Where does that leave the green investment bank? At a time when our potential as a leading market for green business is under threat, both from intense overseas competition and from uncertainty from this Government, what impact does this failure of fiscal policy by the Chancellor have on this growth area? That is the context behind our amendment 76. We want the green investment bank to be able to provide a stimulus for growth in our economy as soon as possible, but we are equally mindful of the double-dip recession that the Chancellor’s policies have inflicted on the country. Our amendment would ensure that state aid approval on the green investment bank’s borrowing power would be sought and achieved no later than 31 December 2013. What the Minister has said about that is certainly welcome, but what impact will it have? Does it mean that borrowing will take place earlier than 2015? When does he imagine borrowing from the capital markets will be permitted?
Our amendment proposes that the bank must be able to begin borrowing by April 2015 or, if that is not achievable, Parliament must be provided with a clear and alternative date as to when such borrowing may be permitted, based both on OBR forecasts regarding the state of the public finances and on advice from the green investment bank on the need for borrowing powers to achieve its objectives.
I wonder why the hon. Gentleman is insisting on that caveat, as the position shared by his Front-Bench colleagues not that long ago was unequivocal in saying that as of June 2015 the bank should be permitted to borrow.
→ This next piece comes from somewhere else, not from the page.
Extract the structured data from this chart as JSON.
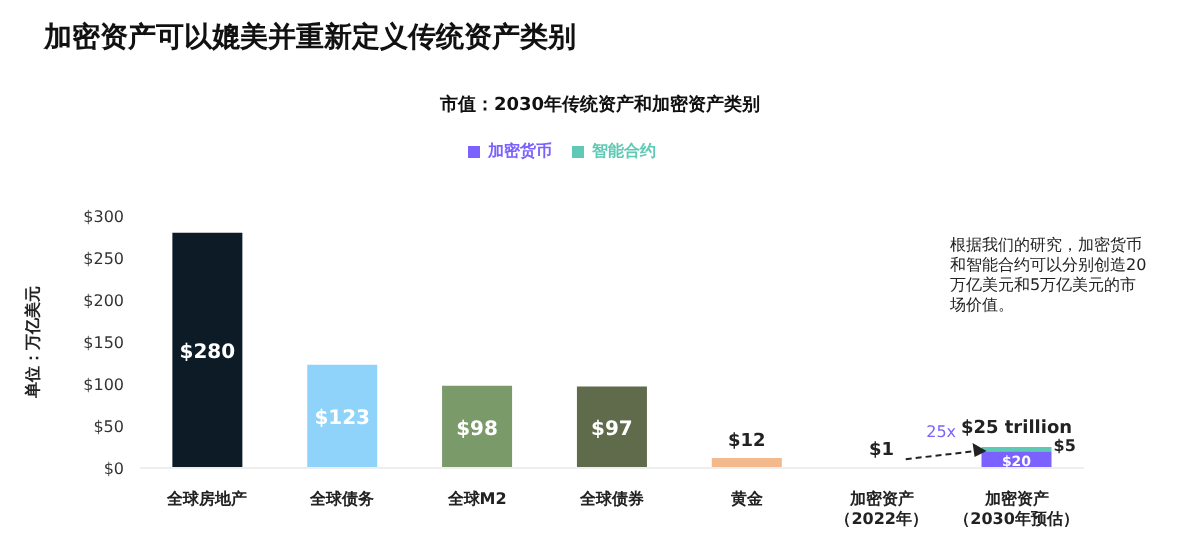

The Opposition are now moving away from that position and I simply do not understand why. They are watering down what was there before and is contained in my amendment 89.
My firm policy commitment is to ensure that we have the green investment bank borrowing as soon as possible, as a stimulus to growth. We were mindful of amendments that we tabled in Committee about that, but we also have to consider the appalling financial mess that the Government are dealing with in respect of increased borrowing. Borrowing was going down prior to the general election, but now it is going up. We do not know what the circumstances will be in 2015, so we need to ensure that there can be certainty, based on the imperative to have the green investment bank borrowing from the capital markets as soon as possible while being mindful of the need for rigour and discipline in the public finances.
Absolutely. I think the hon. Gentleman can go to the toilet now. Recent research has concluded that capital expenditure costs for something as important and significant as offshore wind projects, in which my constituency could play a leading part, could fall by a third in the next decade if a greater proportion of the parts were made in the UK. We need to be mindful of that and the Government must work with business to enhance the supply chain possibilities, opportunities and capabilities in the UK. I suggest to the hon. Gentleman, with the greatest of respect, that that is not happening, largely because of policy uncertainty. That is what amendment 77 is designed to address.
The hon. Gentleman is talking passionately about policy certainty, yet his amendment 76 reintroduces uncertainty. I cannot emphasise enough that it is amendment 89 that would ensure that the bank would be able to borrow from 2015. It is actually what the Liberal Democrats agreed at their party conference only a few weeks ago. If the hon. Gentleman wants policy certainty, why will he not support amendment 89?